Many of these rabbi-doctors also wrote books, which ranged widely in their subjects and approaches. Some were written in Italian or Latin, largely for a non-Jewish audience; others in Hebrew, for an Italian-Jewish readership still capable and eager to read in our holy language. Some focused on science, such as the popular science and medical reference book Ma’aseh Tuviyah by Tobias Cohen that was republished 50 times, into the late 19th century; Cohen was born in Poland, escaped to Metz, France during the Chmielnicki massacres, studied medicine in Frankfort and Padua, returned to Poland before moving to Turkey, where he was the doctor to five successive Ottoman sultans, finally retiring to Jerusalem. Simone Luzzatto, rabbi of Venice who penned a responsum that permitted travel by gondola on Shabbat, wrote a book Socrate in Italian about the relationship between human reason and divine revelation, with little reference to Jewish sources.
Rabbis argued bitterly over the acceptability of philosophic vs. kabbalistic approaches–while remaining friends and devoted scientists. They discussed discoveries of Copernicus, Brahe, Bacon and Newton. One of the most interesting chapters concerns the work of Converso doctors; some returned to Jewish faith and practice after leaving Spain and Portugal, while others maintained their own unique status, recognizing their Jewish ties but not formally re-connecting or converting back.
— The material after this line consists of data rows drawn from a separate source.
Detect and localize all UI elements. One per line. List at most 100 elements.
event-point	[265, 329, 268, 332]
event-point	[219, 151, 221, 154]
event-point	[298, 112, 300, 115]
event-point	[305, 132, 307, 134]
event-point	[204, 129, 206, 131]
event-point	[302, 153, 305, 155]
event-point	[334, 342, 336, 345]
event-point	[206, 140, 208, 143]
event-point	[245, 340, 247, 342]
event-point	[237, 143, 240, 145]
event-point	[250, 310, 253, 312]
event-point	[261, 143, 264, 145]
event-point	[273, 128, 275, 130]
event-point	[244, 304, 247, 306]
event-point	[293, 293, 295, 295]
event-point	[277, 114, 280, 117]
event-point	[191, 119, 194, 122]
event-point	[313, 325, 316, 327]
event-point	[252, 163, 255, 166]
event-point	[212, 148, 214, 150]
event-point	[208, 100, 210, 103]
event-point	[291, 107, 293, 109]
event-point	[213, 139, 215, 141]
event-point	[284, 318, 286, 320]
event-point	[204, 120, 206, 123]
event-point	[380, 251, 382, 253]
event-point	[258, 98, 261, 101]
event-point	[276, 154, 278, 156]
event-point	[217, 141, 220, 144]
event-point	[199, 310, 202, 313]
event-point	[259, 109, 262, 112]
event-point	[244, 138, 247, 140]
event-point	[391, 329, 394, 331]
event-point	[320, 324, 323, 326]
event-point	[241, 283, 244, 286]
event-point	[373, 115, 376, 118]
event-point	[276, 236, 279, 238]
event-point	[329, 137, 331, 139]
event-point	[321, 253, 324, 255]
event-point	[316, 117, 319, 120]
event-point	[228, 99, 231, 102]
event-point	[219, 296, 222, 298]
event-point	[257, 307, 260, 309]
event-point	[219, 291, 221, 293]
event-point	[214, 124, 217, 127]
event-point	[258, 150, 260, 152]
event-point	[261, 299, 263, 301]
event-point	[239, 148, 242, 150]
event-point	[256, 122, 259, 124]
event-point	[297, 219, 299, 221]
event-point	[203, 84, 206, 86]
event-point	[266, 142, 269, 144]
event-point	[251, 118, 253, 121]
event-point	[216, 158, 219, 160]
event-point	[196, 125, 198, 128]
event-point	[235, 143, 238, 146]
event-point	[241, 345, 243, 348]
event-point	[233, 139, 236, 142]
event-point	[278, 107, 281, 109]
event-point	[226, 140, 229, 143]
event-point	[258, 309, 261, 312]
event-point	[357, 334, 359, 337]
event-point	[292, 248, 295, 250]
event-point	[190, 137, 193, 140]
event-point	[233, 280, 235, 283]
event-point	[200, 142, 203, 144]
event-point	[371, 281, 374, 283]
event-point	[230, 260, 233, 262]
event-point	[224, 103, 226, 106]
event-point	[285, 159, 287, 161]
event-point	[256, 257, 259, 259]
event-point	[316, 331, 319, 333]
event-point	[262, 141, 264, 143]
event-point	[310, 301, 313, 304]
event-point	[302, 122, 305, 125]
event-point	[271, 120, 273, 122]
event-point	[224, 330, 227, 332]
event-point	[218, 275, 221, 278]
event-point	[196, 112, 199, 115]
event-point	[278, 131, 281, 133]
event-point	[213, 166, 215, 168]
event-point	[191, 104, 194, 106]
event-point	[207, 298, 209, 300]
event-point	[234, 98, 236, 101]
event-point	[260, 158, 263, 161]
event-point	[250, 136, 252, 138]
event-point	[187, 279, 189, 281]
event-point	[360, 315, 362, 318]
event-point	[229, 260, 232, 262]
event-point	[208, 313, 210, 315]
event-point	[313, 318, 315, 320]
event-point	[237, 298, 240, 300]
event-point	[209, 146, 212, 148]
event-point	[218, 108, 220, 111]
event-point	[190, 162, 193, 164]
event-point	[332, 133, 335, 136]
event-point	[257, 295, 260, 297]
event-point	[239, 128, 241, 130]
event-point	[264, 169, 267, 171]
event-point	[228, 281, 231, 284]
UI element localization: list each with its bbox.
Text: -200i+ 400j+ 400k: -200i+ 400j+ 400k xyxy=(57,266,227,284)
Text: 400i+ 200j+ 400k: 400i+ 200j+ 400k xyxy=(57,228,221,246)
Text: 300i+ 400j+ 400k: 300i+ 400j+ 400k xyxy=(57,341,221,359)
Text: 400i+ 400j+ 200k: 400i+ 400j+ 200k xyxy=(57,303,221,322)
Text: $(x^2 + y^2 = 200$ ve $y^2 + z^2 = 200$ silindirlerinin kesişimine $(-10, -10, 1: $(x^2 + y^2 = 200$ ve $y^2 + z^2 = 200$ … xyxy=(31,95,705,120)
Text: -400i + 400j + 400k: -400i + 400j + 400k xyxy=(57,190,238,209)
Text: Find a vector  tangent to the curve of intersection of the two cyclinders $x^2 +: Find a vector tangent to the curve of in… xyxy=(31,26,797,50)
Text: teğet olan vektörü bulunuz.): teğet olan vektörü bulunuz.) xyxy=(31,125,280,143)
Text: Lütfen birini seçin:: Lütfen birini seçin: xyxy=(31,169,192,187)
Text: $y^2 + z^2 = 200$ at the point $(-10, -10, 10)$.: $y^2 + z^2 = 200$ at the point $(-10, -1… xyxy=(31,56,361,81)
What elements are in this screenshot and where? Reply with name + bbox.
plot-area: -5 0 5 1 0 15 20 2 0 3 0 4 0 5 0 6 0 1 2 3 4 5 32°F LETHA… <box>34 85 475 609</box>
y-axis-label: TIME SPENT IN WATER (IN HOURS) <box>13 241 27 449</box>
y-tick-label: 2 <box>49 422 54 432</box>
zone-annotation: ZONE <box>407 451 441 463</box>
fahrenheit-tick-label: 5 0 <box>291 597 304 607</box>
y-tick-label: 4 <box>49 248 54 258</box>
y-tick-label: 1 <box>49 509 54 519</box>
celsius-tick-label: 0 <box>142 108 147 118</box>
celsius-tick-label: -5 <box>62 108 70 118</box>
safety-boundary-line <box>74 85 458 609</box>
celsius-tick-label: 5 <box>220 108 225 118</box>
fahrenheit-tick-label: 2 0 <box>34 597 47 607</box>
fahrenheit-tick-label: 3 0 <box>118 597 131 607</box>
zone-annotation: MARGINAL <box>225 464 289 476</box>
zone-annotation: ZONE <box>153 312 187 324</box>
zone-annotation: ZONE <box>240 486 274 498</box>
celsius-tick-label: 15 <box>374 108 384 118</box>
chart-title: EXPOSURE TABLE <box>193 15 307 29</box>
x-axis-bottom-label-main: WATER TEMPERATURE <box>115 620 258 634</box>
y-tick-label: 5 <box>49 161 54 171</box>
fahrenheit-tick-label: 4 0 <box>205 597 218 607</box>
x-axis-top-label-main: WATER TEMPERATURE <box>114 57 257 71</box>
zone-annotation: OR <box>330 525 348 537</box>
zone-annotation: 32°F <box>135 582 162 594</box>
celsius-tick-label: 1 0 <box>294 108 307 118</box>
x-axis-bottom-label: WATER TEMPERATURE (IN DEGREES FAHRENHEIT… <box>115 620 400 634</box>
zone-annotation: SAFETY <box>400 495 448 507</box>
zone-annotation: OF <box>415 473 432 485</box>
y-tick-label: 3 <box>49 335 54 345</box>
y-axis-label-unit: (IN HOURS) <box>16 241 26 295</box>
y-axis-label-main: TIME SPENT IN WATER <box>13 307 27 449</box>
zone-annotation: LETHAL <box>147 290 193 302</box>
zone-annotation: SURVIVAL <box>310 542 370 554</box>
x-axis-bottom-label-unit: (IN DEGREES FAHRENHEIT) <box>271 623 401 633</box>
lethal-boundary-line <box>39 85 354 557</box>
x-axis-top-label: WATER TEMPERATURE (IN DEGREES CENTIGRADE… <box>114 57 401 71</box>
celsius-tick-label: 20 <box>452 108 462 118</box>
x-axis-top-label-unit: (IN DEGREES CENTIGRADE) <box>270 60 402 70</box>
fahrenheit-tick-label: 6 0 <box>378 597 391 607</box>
They maintained contacts with other Converso doctors in different countries, forming their own Jewish sub-community while incorporating Jewish messages in their writing.
Ruderman takes the reader to the threshold of the Haskalah, seeing in this assortment of writers a distinct group, poised between medievalism and modernity, that wrestled with matters of faith and science and embraced both as best they could.